Berdasarkan Konstitusi RIS (1949), Indonesia menganut sistem federal. Parlemen terdiri dari:
- DPR RIS, sebagai kamar rendah.
- Senat, sebagai kamar tinggi mewakili negara bagian.
Namun sistem ini tidak bertahan lama karena banyak tekanan untuk kembali ke negara kesatuan. Pada 17 Agustus 1950, RIS dibubarkan.
Dasar hukum: Konstitusi RIS 1949, Pasal 70--100.
5. Masa Demokrasi Parlementer (1950--1959)
Dengan diberlakukannya UUDS 1950, Indonesia menganut sistem parlementer. Parlemen terdiri dari DPR dan Konstituante:
- DPR memiliki fungsi legislasi dan pengawasan terhadap kabinet.
- Konstituante, hasil pemilu 1955, bertugas menyusun UUD baru.
Namun Konstituante gagal mencapai kesepakatan dan mengalami kebuntuan politik. Maka pada 5 Juli 1959, Soekarno mengeluarkan Dekrit Presiden yang membubarkan Konstituante dan memberlakukan kembali UUD 1945.
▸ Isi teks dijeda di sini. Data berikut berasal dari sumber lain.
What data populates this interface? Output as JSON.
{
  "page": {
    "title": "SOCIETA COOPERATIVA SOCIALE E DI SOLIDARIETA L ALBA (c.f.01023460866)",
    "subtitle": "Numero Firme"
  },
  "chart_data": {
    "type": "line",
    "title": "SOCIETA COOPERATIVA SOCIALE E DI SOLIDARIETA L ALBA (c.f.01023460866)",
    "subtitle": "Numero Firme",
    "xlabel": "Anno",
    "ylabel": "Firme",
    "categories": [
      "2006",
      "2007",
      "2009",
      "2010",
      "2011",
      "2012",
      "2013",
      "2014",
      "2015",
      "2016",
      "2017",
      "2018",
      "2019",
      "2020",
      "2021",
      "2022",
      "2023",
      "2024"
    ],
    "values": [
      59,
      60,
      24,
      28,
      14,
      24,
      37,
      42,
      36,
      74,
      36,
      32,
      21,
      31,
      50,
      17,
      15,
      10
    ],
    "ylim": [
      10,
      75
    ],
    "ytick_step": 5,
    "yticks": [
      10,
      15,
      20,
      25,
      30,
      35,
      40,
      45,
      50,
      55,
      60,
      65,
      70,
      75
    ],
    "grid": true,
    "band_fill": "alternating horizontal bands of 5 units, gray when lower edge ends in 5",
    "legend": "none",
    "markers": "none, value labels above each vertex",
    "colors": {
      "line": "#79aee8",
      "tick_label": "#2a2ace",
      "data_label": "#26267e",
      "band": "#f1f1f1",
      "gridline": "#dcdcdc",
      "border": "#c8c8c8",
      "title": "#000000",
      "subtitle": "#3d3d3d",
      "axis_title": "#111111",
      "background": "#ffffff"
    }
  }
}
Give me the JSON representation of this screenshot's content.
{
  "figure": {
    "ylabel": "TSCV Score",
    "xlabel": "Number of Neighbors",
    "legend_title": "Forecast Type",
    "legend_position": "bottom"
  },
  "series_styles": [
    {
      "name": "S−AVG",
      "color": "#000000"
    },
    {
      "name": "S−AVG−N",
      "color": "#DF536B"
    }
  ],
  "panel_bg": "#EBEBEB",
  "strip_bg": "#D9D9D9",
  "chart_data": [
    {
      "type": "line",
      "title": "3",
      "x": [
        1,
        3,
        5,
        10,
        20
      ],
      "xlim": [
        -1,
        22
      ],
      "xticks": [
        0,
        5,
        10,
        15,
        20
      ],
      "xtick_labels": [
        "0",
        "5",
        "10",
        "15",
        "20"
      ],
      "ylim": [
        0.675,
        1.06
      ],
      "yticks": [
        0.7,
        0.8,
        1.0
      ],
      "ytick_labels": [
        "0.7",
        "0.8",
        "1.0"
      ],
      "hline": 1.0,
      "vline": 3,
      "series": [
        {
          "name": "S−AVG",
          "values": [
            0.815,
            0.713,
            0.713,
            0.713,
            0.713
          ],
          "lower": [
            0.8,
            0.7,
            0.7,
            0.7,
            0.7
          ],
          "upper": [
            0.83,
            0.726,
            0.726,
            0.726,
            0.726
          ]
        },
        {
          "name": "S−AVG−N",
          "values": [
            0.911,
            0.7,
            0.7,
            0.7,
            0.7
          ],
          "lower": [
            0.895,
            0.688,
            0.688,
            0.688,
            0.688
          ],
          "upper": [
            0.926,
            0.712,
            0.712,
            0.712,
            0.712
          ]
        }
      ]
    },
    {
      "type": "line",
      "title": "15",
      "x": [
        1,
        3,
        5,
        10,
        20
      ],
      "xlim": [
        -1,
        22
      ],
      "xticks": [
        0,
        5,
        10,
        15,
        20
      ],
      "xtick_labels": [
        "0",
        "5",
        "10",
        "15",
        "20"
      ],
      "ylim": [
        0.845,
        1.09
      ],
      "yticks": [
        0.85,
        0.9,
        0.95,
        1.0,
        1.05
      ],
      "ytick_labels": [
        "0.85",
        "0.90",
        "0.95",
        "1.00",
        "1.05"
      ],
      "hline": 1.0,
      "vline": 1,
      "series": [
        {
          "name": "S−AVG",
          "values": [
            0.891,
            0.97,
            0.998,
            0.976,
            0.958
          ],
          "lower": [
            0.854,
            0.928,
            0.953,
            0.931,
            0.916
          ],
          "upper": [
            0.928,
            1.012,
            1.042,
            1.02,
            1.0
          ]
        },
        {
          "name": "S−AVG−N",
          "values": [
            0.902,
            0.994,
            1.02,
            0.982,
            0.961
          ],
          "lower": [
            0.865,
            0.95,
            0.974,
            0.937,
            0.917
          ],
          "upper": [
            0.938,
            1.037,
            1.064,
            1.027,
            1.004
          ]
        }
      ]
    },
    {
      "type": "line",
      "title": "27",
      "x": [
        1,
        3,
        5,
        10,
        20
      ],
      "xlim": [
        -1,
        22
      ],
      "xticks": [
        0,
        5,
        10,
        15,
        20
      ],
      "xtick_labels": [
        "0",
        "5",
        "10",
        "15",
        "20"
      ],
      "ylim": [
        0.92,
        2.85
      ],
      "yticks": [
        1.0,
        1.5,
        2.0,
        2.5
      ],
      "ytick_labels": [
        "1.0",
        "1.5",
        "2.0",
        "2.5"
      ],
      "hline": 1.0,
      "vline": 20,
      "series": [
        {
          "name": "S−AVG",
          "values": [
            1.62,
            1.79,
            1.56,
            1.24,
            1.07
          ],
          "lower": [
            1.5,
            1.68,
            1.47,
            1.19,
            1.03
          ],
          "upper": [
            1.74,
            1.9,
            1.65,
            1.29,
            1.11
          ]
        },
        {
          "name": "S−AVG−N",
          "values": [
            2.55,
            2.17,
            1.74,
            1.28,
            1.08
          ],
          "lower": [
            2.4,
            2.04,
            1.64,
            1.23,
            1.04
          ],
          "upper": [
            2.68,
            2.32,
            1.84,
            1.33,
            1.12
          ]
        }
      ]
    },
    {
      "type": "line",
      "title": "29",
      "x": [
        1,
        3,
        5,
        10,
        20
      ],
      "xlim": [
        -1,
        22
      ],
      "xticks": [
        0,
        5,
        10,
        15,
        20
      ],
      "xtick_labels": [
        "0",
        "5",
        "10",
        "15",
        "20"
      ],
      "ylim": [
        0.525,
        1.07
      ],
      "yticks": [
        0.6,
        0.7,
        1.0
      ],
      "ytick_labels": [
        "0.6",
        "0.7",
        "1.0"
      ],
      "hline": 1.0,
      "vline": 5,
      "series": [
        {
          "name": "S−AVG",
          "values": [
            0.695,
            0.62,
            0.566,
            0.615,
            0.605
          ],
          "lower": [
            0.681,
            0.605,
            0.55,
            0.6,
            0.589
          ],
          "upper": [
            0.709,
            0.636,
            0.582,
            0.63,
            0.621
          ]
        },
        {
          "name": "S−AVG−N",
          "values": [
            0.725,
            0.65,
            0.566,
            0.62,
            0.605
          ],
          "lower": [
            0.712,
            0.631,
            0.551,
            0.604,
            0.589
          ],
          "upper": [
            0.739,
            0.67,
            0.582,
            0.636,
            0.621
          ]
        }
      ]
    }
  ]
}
Dasar hukum: UUDS 1950, Pasal 45--78.
6. Masa Demokrasi Terpimpin - DPR-GR (1959-1966)
Setelah Dekrit Presiden 1959, Soekarno membentuk DPR-GR (Gotong Royong), yang anggotanya ditunjuk oleh Presiden. Lembaga ini lebih merupakan alat legitimasi kekuasaan eksekutif daripada parlemen yang independen.
MPR belum dibentuk sebagai institusi formal. Semua lembaga berada di bawah kendali Presiden Soekarno yang menjadi pemegang kekuasaan tertinggi.
Dasar hukum: Penetapan Presiden No. 2 Tahun 1960, dan UUD 1945 yang berlaku kembali.